Before The Devil Wears Prada or Ugly Betty, there was Diana Vreeland: the woman who “created the fashion editor.” She was the Anna Wintour of our grandparents’ generation, taking the helm at Vogue in 1963 after a 25-year tenure at the fashion magazine Harper’s Bazaar.
The biographical documentary Diana Vreeland: The Eye Has to Travel aims to paint a portrait of the fashion icon using film clips, magazine pages and recordings from personal interviews. The first film by Lisa Immordino Vreeland, the wife of Diana Vreeland’s grandson, The Eye Has to Travel is nothing if not a sentimental look back at fashion’s glory days: the Belle Époque, the Roaring ’20s and the youth revolt of the 1960s. The viewer is taken on a chronological journey through Vreeland’s lifetime, illustrated by her beautiful, cutting-edge magazine covers and editorial spreads. Watching the film is almost like opening an archive of yesterday’s styles, flipping from page to page, intermittently being swallowed up in a fantasy of feathers, furs and pearls.
For the fashion-obsessed, some of the footage is a dream come true, like being taken inside private fittings with Coco Chanel. Scanning the trajectory of dresses, jewelry and swimwear trends, The Eye Has to Travel boasts a thrilling ride full of fancy. The film depicts the lightheartedness of the industry while recognizing its greater significance.
But the film might fall flat for those less invested in the historic world of fashion, as its purely sequential arrangement fails to give the story dimension.
If today’s editor in chief of Vogue, Anna Wintour, came across as an ice queen in the 2009 Sundance documentary The September Issue (a film to which comparisons are bound to be made) Vreeland shines with a theatrical voice and an electric personality, bringing life to the screen just like she did to magazine pages years before.
But, as in many fashion documentaries, the eccentric quotes make the movie. Vreeland famously announced “The bikini is the biggest thing since the atom bomb” at the time of its creation in 1946 — reflecting the idea the clothing has its own way of conveying that cultural and political climate of its time. And despite her lack of an education, Vreeland had a sincere way of reflecting fashion’s changing styles in her work.
The film highlights some of the most significant turning points in women’s history, following not only the clothing but also the diverse array of women who wore it. A feminist thinker, Vreeland asks the question: “Are women different than they ever were?”
The art of getting dressed and keeping a home might seem frivolous in her early Harper’s Bazaar column titled “Why don’t you …,” but Vreeland, who paved the way for many women in subsequent years, asks the viewer to question the innate power women have to contribute to society.
Both Vreeland and the documentary challenge the audience to look at the form of the ever-evolving woman.

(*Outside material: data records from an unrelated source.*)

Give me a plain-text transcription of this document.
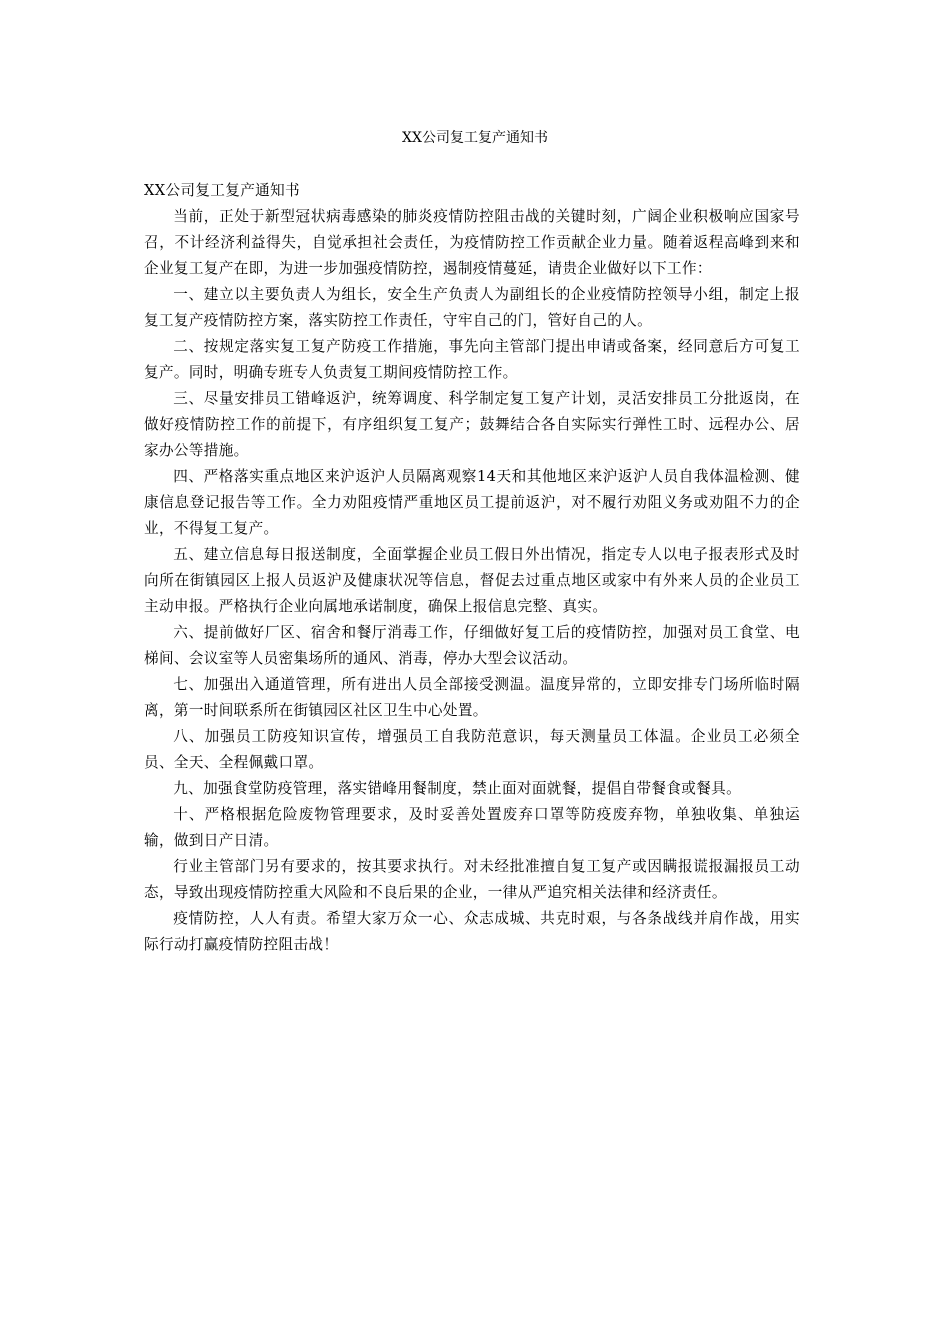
XX公司复工复产通知书

XX公司复工复产通知书

当前，正处于新型冠状病毒感染的肺炎疫情防控阻击战的关键时刻，广阔企业积极响应国家号召，不计经济利益得失，自觉承担社会责任，为疫情防控工作贡献企业力量。随着返程高峰到来和企业复工复产在即，为进一步加强疫情防控，遏制疫情蔓延，请贵企业做好以下工作：

一、建立以主要负责人为组长，安全生产负责人为副组长的企业疫情防控领导小组，制定上报复工复产疫情防控方案，落实防控工作责任，守牢自己的门，管好自己的人。

二、按规定落实复工复产防疫工作措施，事先向主管部门提出申请或备案，经同意后方可复工复产。同时，明确专班专人负责复工期间疫情防控工作。

三、尽量安排员工错峰返沪，统筹调度、科学制定复工复产计划，灵活安排员工分批返岗，在做好疫情防控工作的前提下，有序组织复工复产；鼓舞结合各自实际实行弹性工时、远程办公、居家办公等措施。

四、严格落实重点地区来沪返沪人员隔离观察14天和其他地区来沪返沪人员自我体温检测、健康信息登记报告等工作。全力劝阻疫情严重地区员工提前返沪，对不履行劝阻义务或劝阻不力的企业，不得复工复产。

五、建立信息每日报送制度，全面掌握企业员工假日外出情况，指定专人以电子报表形式及时向所在街镇园区上报人员返沪及健康状况等信息，督促去过重点地区或家中有外来人员的企业员工主动申报。严格执行企业向属地承诺制度，确保上报信息完整、真实。

六、提前做好厂区、宿舍和餐厅消毒工作，仔细做好复工后的疫情防控，加强对员工食堂、电梯间、会议室等人员密集场所的通风、消毒，停办大型会议活动。

七、加强出入通道管理，所有进出人员全部接受测温。温度异常的，立即安排专门场所临时隔离，第一时间联系所在街镇园区社区卫生中心处置。

八、加强员工防疫知识宣传，增强员工自我防范意识，每天测量员工体温。企业员工必须全员、全天、全程佩戴口罩。

九、加强食堂防疫管理，落实错峰用餐制度，禁止面对面就餐，提倡自带餐食或餐具。

十、严格根据危险废物管理要求，及时妥善处置废弃口罩等防疫废弃物，单独收集、单独运输，做到日产日清。

行业主管部门另有要求的，按其要求执行。对未经批准擅自复工复产或因瞒报谎报漏报员工动态，导致出现疫情防控重大风险和不良后果的企业，一律从严追究相关法律和经济责任。

疫情防控，人人有责。希望大家万众一心、众志成城、共克时艰，与各条战线并肩作战，用实际行动打赢疫情防控阻击战！
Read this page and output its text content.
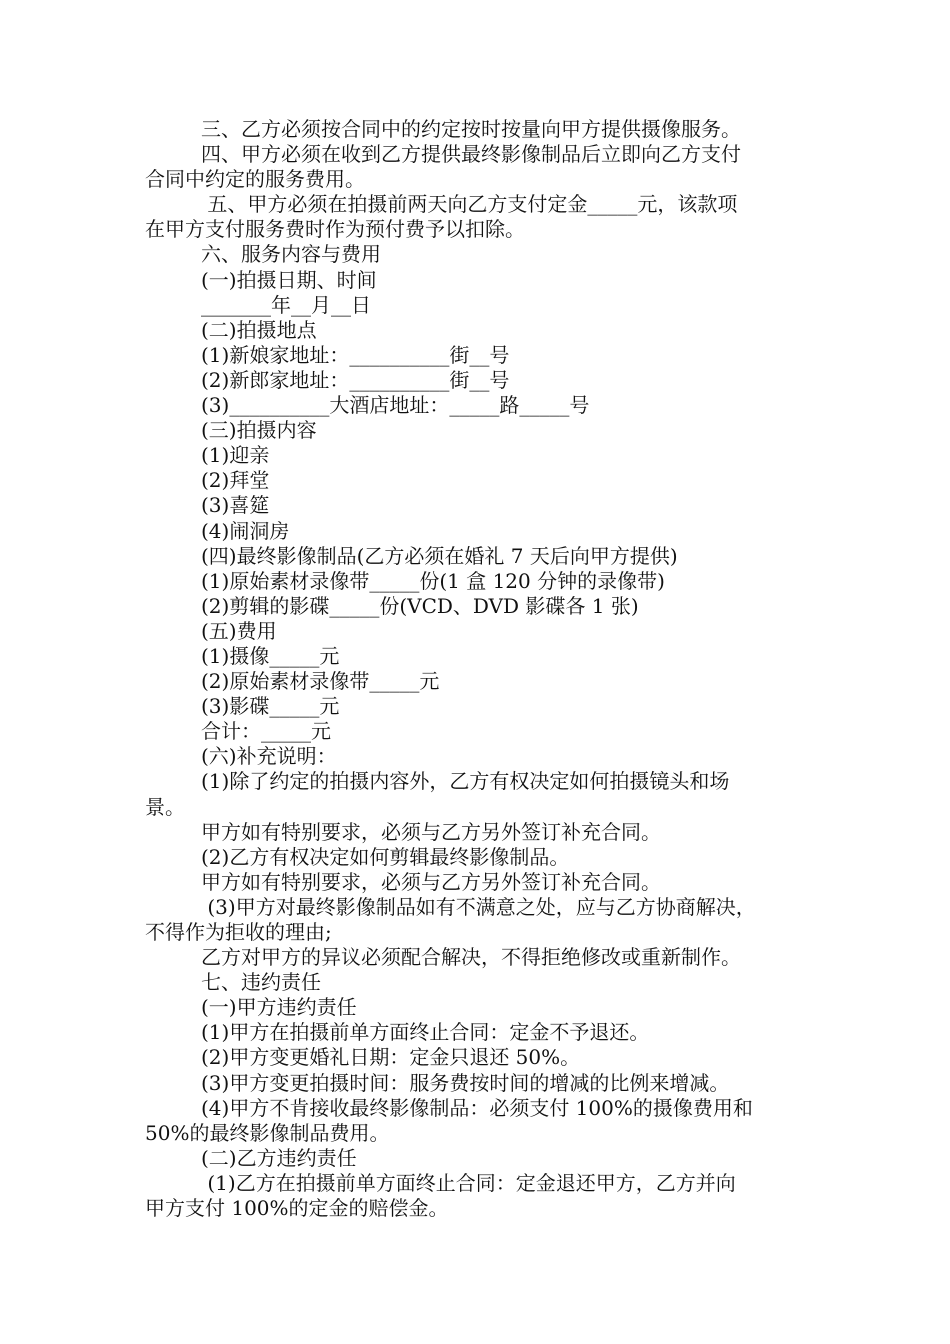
三、乙方必须按合同中的约定按时按量向甲方提供摄像服务。

四、甲方必须在收到乙方提供最终影像制品后立即向乙方支付

合同中约定的服务费用。

五、甲方必须在拍摄前两天向乙方支付定金_____元，该款项

在甲方支付服务费时作为预付费予以扣除。

六、服务内容与费用

(一)拍摄日期、时间

_______年__月__日

(二)拍摄地点

(1)新娘家地址：__________街__号

(2)新郎家地址：__________街__号

(3)__________大酒店地址：_____路_____号

(三)拍摄内容

(1)迎亲

(2)拜堂

(3)喜筵

(4)闹洞房

(四)最终影像制品(乙方必须在婚礼 7 天后向甲方提供)

(1)原始素材录像带_____份(1 盒 120 分钟的录像带)

(2)剪辑的影碟_____份(VCD、DVD 影碟各 1 张)

(五)费用

(1)摄像_____元

(2)原始素材录像带_____元

(3)影碟_____元

合计：_____元

(六)补充说明：

(1)除了约定的拍摄内容外，乙方有权决定如何拍摄镜头和场

景。

甲方如有特别要求，必须与乙方另外签订补充合同。

(2)乙方有权决定如何剪辑最终影像制品。

甲方如有特别要求，必须与乙方另外签订补充合同。

(3)甲方对最终影像制品如有不满意之处，应与乙方协商解决，

不得作为拒收的理由;

乙方对甲方的异议必须配合解决，不得拒绝修改或重新制作。

七、违约责任

(一)甲方违约责任

(1)甲方在拍摄前单方面终止合同：定金不予退还。

(2)甲方变更婚礼日期：定金只退还 50%。

(3)甲方变更拍摄时间：服务费按时间的增减的比例来增减。

(4)甲方不肯接收最终影像制品：必须支付 100%的摄像费用和

50%的最终影像制品费用。

(二)乙方违约责任

(1)乙方在拍摄前单方面终止合同：定金退还甲方，乙方并向

甲方支付 100%的定金的赔偿金。
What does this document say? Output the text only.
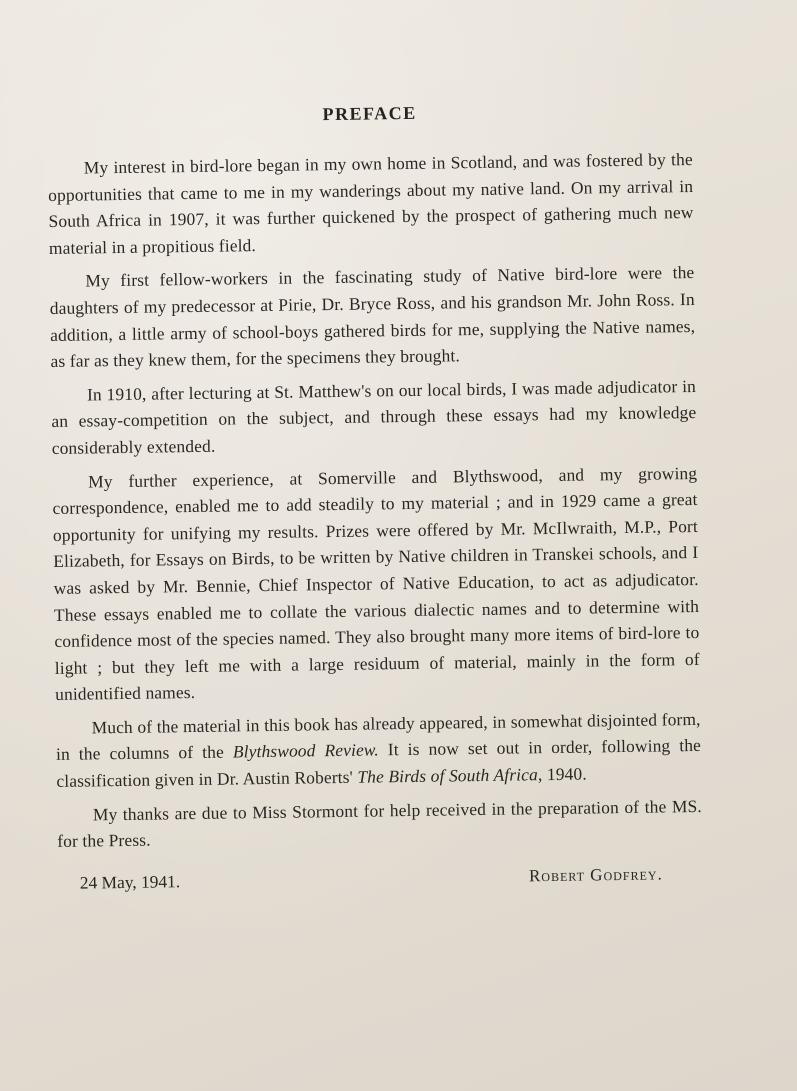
PREFACE

My interest in bird-lore began in my own home in Scotland, and was fostered by the opportunities that came to me in my wanderings about my native land. On my arrival in South Africa in 1907, it was further quickened by the prospect of gathering much new material in a propitious field.

My first fellow-workers in the fascinating study of Native bird-lore were the daughters of my predecessor at Pirie, Dr. Bryce Ross, and his grandson Mr. John Ross. In addition, a little army of school-boys gathered birds for me, supplying the Native names, as far as they knew them, for the specimens they brought.

In 1910, after lecturing at St. Matthew's on our local birds, I was made adjudicator in an essay-competition on the subject, and through these essays had my knowledge considerably extended.

My further experience, at Somerville and Blythswood, and my growing correspondence, enabled me to add steadily to my material ; and in 1929 came a great opportunity for unifying my results. Prizes were offered by Mr. McIlwraith, M.P., Port Elizabeth, for Essays on Birds, to be written by Native children in Transkei schools, and I was asked by Mr. Bennie, Chief Inspector of Native Education, to act as adjudicator. These essays enabled me to collate the various dialectic names and to determine with confidence most of the species named. They also brought many more items of bird-lore to light ; but they left me with a large residuum of material, mainly in the form of unidentified names.

Much of the material in this book has already appeared, in somewhat disjointed form, in the columns of the Blythswood Review. It is now set out in order, following the classification given in Dr. Austin Roberts' The Birds of South Africa, 1940.

My thanks are due to Miss Stormont for help received in the preparation of the MS. for the Press.

24 May, 1941.	Robert Godfrey.
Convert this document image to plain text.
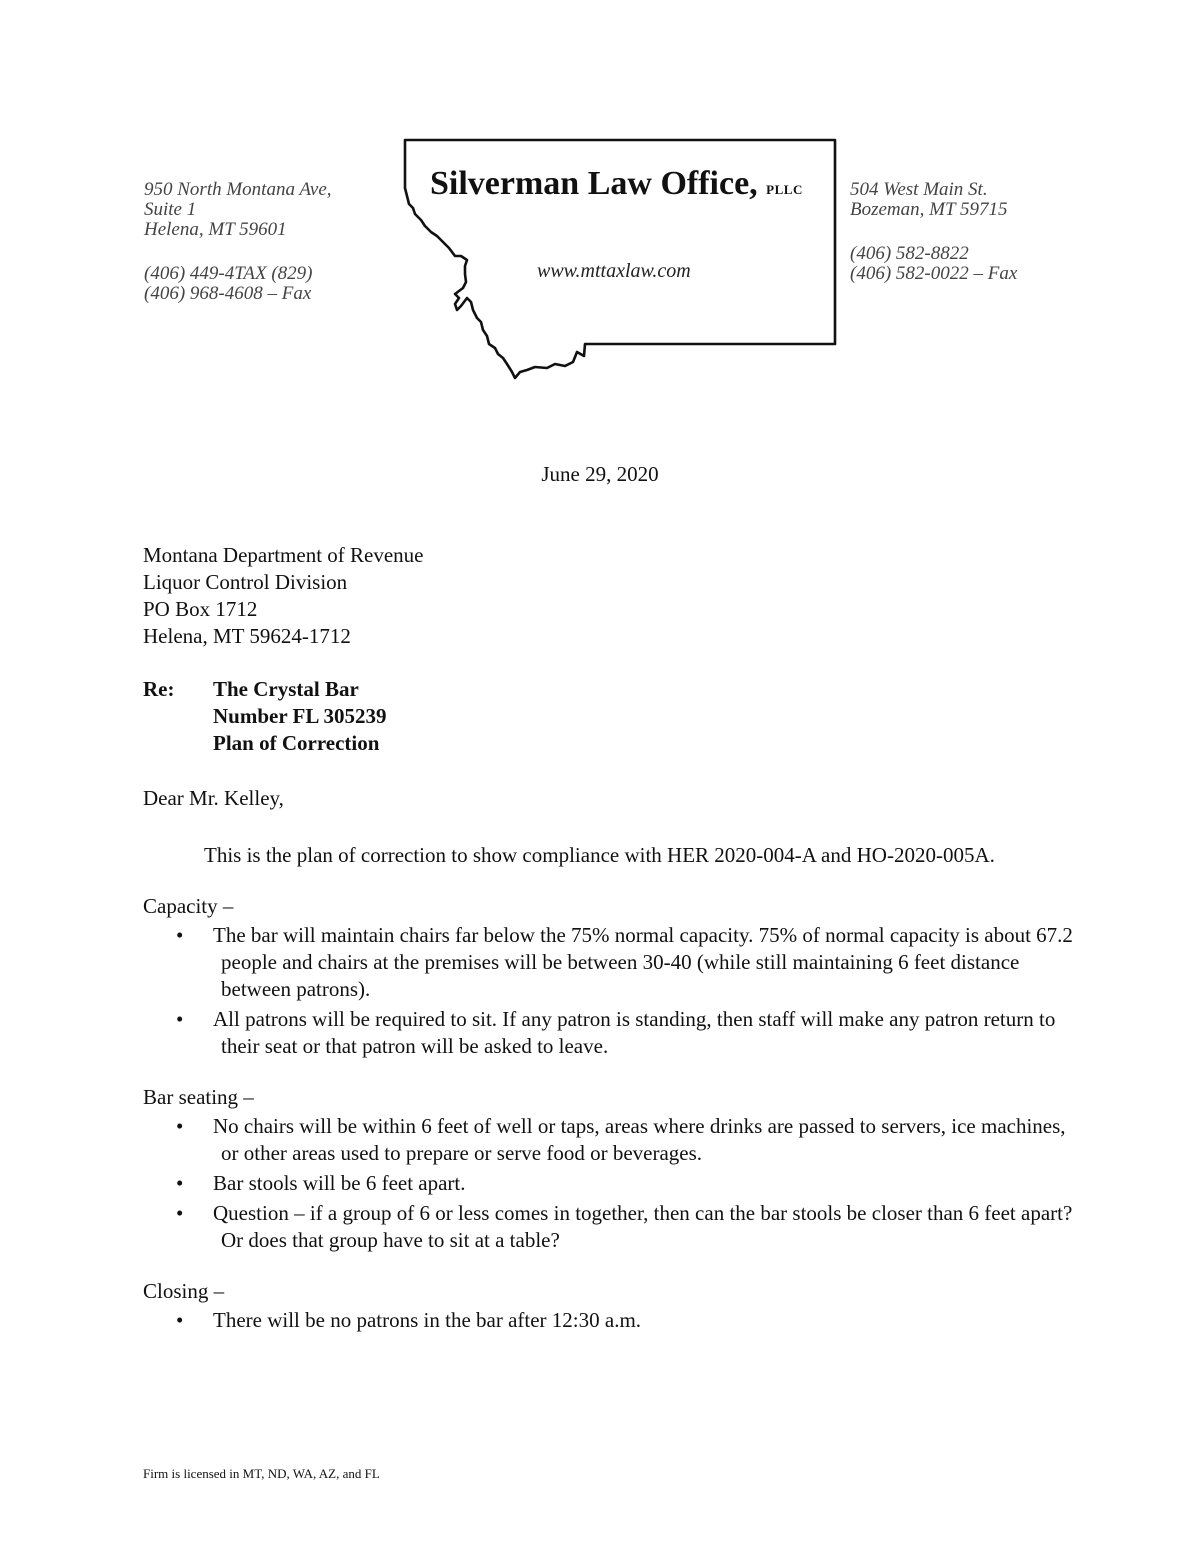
950 North Montana Ave,
Suite 1
Helena, MT 59601
(406) 449-4TAX (829)
(406) 968-4608 – Fax
Silverman Law Office, PLLC
www.mttaxlaw.com
504 West Main St.
Bozeman, MT 59715
(406) 582-8822
(406) 582-0022 – Fax
June 29, 2020
Montana Department of Revenue
Liquor Control Division
PO Box 1712
Helena, MT 59624-1712
Re: The Crystal Bar
Number FL 305239
Plan of Correction

Dear Mr. Kelley,

This is the plan of correction to show compliance with HER 2020-004-A and HO-2020-005A.

Capacity –

• The bar will maintain chairs far below the 75% normal capacity. 75% of normal capacity is about 67.2 people and chairs at the premises will be between 30-40 (while still maintaining 6 feet distance between patrons).
• All patrons will be required to sit. If any patron is standing, then staff will make any patron return to their seat or that patron will be asked to leave.

Bar seating –

• No chairs will be within 6 feet of well or taps, areas where drinks are passed to servers, ice machines, or other areas used to prepare or serve food or beverages.
• Bar stools will be 6 feet apart.
• Question – if a group of 6 or less comes in together, then can the bar stools be closer than 6 feet apart? Or does that group have to sit at a table?

Closing –

• There will be no patrons in the bar after 12:30 a.m.
Firm is licensed in MT, ND, WA, AZ, and FL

It is a film about progress, and it depicts this theme in a way that is vibrant and theatrical, feeling more like a thriller than a textbook.
The film’s strong suit lies in its candid interviews with industry icons, including designers Oscar de la Renta and Diane von Furstenberg. Each segment is cut brilliantly to reflect the persona of the interviewees. Such legends add a modern presence to a documentary that would otherwise be fully composed of vintage footage.
In addition, there are the requisite quips from former assistants and photographers, some of whom refer to her as “threatening” or “difficult.” As the original fashion visionary and purveyor of good taste, Vreeland did have the capacity to make outlandish requests of her staff. The Eye Has to Travel touches on that reputation, but in general paints a glowing picture of the editor as “the empress of fashion.”
Vreeland’s legacy lives on in the form of the Metropolitan Museum of Art’s Costume Institute, where she spent her final years expanding the museum’s historical fashion exhibits and introducing what is still one of fashion’s most celebrated nights: the annual Costume Institute Gala.
Fitting, considering the Costume Institute continues to push boundaries and provoke conversation among the fashion and art crowds around the world.